Le ministre délégué auprès du Chef du gouvernement chargé de l’Investissement, de la Convergence et…
Textile: faut-il avoir peur des investissements chinois au Maroc ?
Publié leL’intérêt soudain des investisseurs chinois pour le secteur textile marocain soulève bien des questions. Qu’est-ce qui attire ces capitaux chinois au Maroc ? Ces investissements représentent-ils une menace pour les petits opérateurs locaux ou risquent-ils d’étouffer les champions nationaux ? Et surtout, sommes-nous vraiment dans une situation gagnant-gagnant entre les deux pays ?
Omega Textile, Romantic Co Ltd sont deux entreprises installées au Maroc et opérant dans le secteur du textile. Leur point commun ? Ces entreprises, bien qu’établies au Maroc, sont détenues par des capitaux chinois. Ce sont des filiales marocaines d’entreprises chinoises, la première évolue sur le segment des chaussettes, de la bonneterie et de la lingerie, alors que la seconde produit de la maroquinerie, plus précisément des sacs à main pour femmes. Ces deux entités pourraient bien être l’arbre qui cache la forêt.

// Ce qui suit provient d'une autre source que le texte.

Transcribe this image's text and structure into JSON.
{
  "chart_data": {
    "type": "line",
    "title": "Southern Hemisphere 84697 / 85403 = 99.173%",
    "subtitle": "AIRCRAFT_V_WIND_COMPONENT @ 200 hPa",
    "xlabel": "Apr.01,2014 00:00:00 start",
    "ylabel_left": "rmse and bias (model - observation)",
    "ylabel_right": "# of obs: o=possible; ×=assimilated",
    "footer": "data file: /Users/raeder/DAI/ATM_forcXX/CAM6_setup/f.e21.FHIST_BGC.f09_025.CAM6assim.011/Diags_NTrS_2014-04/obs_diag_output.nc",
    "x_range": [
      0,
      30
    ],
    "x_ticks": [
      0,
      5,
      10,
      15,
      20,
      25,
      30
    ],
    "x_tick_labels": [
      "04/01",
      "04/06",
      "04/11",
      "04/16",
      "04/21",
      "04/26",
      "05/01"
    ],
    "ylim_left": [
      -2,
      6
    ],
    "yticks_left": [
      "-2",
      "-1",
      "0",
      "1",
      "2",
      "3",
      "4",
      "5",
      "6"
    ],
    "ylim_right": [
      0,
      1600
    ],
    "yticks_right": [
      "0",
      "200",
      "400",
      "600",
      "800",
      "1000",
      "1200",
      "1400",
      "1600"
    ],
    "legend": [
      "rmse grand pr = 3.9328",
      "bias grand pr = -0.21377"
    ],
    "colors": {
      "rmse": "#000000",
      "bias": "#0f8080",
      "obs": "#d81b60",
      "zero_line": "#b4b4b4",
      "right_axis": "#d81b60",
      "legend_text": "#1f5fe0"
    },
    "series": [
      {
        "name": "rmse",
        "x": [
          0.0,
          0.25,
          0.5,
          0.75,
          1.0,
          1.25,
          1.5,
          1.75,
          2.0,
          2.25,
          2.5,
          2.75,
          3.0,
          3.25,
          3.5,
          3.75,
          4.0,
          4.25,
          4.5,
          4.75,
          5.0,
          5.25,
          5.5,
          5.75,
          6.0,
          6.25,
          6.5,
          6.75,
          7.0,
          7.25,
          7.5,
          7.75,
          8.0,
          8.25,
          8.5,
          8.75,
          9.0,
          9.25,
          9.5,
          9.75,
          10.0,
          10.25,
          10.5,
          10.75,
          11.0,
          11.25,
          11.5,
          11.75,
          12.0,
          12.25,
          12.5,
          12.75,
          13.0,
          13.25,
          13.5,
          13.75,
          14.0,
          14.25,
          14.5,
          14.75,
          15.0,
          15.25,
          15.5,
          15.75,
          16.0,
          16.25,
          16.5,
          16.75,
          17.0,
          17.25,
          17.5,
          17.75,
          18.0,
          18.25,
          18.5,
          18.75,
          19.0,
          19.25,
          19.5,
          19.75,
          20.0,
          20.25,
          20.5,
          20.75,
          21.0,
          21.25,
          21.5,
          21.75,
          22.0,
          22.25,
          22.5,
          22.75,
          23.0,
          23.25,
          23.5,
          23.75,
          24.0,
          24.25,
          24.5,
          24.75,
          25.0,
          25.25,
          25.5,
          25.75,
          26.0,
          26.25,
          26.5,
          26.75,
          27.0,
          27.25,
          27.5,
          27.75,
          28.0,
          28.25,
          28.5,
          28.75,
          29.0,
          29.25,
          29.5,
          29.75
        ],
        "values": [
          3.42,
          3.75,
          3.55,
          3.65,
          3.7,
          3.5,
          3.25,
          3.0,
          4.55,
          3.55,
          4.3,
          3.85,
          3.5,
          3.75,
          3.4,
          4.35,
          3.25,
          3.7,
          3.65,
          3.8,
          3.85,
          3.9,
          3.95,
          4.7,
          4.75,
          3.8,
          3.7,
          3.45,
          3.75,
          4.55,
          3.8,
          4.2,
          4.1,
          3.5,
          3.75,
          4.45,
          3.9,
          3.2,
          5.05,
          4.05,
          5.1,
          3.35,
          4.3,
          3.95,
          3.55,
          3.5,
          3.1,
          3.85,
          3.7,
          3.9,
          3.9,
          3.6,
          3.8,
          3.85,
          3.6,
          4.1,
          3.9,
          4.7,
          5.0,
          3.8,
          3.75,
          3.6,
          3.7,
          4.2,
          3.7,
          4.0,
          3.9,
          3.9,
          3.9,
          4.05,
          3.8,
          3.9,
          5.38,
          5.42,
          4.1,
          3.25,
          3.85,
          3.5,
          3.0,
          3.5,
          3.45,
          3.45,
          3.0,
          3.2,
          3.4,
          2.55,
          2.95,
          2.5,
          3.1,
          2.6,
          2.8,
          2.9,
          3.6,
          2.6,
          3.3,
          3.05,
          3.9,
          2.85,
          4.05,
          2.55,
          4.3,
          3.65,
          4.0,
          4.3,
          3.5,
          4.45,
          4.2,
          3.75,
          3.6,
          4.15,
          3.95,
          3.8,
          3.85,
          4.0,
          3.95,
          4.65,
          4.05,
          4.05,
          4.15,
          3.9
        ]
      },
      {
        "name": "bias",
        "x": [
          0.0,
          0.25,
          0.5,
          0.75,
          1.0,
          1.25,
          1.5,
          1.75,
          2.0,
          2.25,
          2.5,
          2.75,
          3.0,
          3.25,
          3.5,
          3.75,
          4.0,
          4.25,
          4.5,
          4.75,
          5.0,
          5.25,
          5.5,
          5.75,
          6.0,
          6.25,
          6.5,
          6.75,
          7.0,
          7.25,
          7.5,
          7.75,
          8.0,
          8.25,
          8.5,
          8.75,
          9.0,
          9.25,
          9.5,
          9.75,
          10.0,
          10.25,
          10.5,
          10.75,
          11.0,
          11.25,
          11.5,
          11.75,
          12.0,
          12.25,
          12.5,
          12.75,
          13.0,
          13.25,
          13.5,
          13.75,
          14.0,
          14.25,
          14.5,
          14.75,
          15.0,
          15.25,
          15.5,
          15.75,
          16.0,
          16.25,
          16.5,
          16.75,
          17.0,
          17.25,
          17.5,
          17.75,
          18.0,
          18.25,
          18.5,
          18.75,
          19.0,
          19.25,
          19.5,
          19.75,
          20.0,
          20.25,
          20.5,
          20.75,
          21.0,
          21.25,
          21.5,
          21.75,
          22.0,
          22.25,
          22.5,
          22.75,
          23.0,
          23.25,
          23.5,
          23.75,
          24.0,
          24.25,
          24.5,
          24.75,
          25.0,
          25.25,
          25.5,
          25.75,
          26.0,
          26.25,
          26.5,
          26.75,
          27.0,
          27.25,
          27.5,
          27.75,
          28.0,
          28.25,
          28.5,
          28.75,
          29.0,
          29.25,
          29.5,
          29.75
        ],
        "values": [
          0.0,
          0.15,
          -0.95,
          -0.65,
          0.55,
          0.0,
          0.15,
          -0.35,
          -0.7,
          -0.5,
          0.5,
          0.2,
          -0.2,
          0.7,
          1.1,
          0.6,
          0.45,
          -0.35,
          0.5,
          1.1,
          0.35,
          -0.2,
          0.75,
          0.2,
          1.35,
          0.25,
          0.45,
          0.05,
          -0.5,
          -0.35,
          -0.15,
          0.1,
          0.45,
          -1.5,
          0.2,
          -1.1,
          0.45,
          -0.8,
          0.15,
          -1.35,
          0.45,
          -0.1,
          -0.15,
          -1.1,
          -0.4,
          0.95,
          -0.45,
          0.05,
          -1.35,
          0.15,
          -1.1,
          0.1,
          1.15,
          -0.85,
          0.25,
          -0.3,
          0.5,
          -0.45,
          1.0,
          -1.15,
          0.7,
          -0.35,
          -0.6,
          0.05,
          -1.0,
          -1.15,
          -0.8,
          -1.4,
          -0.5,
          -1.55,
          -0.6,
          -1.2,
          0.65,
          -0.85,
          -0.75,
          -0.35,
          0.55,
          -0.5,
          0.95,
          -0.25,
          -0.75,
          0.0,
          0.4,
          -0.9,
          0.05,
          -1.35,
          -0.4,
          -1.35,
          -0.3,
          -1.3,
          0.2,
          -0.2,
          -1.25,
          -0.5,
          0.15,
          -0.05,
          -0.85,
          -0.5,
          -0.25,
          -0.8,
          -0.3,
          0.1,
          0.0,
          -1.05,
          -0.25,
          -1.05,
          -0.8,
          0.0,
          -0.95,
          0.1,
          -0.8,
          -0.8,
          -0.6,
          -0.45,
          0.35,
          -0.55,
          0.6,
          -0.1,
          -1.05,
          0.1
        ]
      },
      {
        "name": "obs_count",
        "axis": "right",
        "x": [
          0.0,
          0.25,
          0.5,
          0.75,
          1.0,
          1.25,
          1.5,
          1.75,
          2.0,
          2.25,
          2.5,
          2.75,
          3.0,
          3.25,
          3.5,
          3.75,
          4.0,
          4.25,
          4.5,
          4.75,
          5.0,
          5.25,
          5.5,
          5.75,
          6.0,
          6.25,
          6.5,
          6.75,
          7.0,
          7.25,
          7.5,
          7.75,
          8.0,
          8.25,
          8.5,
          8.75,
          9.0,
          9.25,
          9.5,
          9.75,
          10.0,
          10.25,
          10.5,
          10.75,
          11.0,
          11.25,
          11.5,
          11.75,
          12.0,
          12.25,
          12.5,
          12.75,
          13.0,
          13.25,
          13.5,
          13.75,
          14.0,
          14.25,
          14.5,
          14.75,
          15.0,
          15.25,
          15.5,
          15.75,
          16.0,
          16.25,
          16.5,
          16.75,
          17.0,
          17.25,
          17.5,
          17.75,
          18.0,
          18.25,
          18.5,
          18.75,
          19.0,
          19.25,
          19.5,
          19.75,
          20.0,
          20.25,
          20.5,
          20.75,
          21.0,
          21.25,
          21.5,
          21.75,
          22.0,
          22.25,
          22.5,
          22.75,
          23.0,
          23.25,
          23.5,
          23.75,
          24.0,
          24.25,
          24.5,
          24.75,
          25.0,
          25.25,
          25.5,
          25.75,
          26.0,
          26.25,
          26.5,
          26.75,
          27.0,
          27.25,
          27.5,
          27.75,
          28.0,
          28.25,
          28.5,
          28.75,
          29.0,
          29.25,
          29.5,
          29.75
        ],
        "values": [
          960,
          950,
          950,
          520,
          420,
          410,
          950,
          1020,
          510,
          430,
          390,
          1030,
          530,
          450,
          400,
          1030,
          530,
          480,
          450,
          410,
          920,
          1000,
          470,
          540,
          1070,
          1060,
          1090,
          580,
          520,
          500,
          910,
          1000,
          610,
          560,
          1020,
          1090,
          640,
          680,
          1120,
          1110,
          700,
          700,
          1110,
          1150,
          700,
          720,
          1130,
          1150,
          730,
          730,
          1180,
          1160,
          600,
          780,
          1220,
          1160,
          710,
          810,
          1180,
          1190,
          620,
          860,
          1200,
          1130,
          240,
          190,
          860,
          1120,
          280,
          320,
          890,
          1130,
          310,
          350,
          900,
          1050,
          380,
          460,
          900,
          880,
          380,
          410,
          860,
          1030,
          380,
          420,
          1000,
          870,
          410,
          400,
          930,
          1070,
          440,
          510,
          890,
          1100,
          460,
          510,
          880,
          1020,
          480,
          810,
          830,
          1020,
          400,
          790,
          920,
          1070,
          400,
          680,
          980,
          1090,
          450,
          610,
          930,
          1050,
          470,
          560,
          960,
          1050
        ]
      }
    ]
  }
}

En effet, les entreprises chinoises installées au Maroc dans le domaine du textile sont en pleine croissance. Leur activité aussi. Pour ne citer qu’Omega, la filiale a ouvert, entre 2019 et 2022, trois sites entre Casablanca et Kénitra. Et les retombées, en création d’emplois et en valeur ajoutée, déjà enregistrées par ces implantations ne sont rien par rapport à celles à venir, car l’afflux de textiliens en provenance de l’Empire du Milieu n’est pas prête de s’estomper. En effet, des investissements plus conséquents sont en passe de s’opérer. Pour s’en convaincre, il suffit d’observer l’actualité du secteur ces derniers jours.
Une coopération en développement
Depuis le début de l’année, l’axe Rabat-Pékin a été sollicité de nombreuses fois dans le cadre d’une coopération étroite dans ce secteur. En avril, l’Association marocaine des industries du textile et de l’habillement (AMITH) a reçu à Rabat le groupe chinois Sunrise, comptant parmi les leaders mondiaux du textile. Le clou de cette rencontre qui s’est déroulée au siège du ministère de l’Investissement, de la Convergence et de l’Évaluation des Politiques Publiques (MICEPP) en présence du ministre, a été la signature d’un mémorandum d’entente. «L’objectif de ce partenariat est la création d’un parc industriel entièrement intégré au Maroc, qui englobera toute la chaîne de valeur du secteur textile, de la filature du coton à la fabrication de vêtements», a indiqué l’AMITH dans sa newsletter de juin 2024. La Fédération a alors indiqué que cette collaboration devrait permettre la création de quelque 10.000 emplois.
Quelques mois plus tard, le Chef du gouvernement Aziz Akhannouch, à la tête d’une forte délégation ministérielle, rencontre à Shanghai le président du groupe Sunrise. Cette autre rencontre s’est effectuée en marge du Forum sur la coopération sino-africaine (FOCAC) tenu à Beijing du 4 au 6 septembre dernier. Cet échange stratégique a révélé que l’investissement du géant chinois s’élèvera à plus de 4 milliards de dirhams avec, à la clé, 11.000 créations d’emplois.
Par la suite, l’AMITH effectuera une autre mission à la Cité textile du District de Keqiao, ville de Shaoxing dans l’Est de la Chine. Au cours de cette visite de travail, Anas El Ansari, le président de l’AMITH et sa suite se sont imprégnés de cette zone industrielle spécifiquement dédiée au textile, s’étalant sur plus de 3 millions de mètres carrés et exportant pour plus de 9 milliards de dollars chaque année à travers le monde.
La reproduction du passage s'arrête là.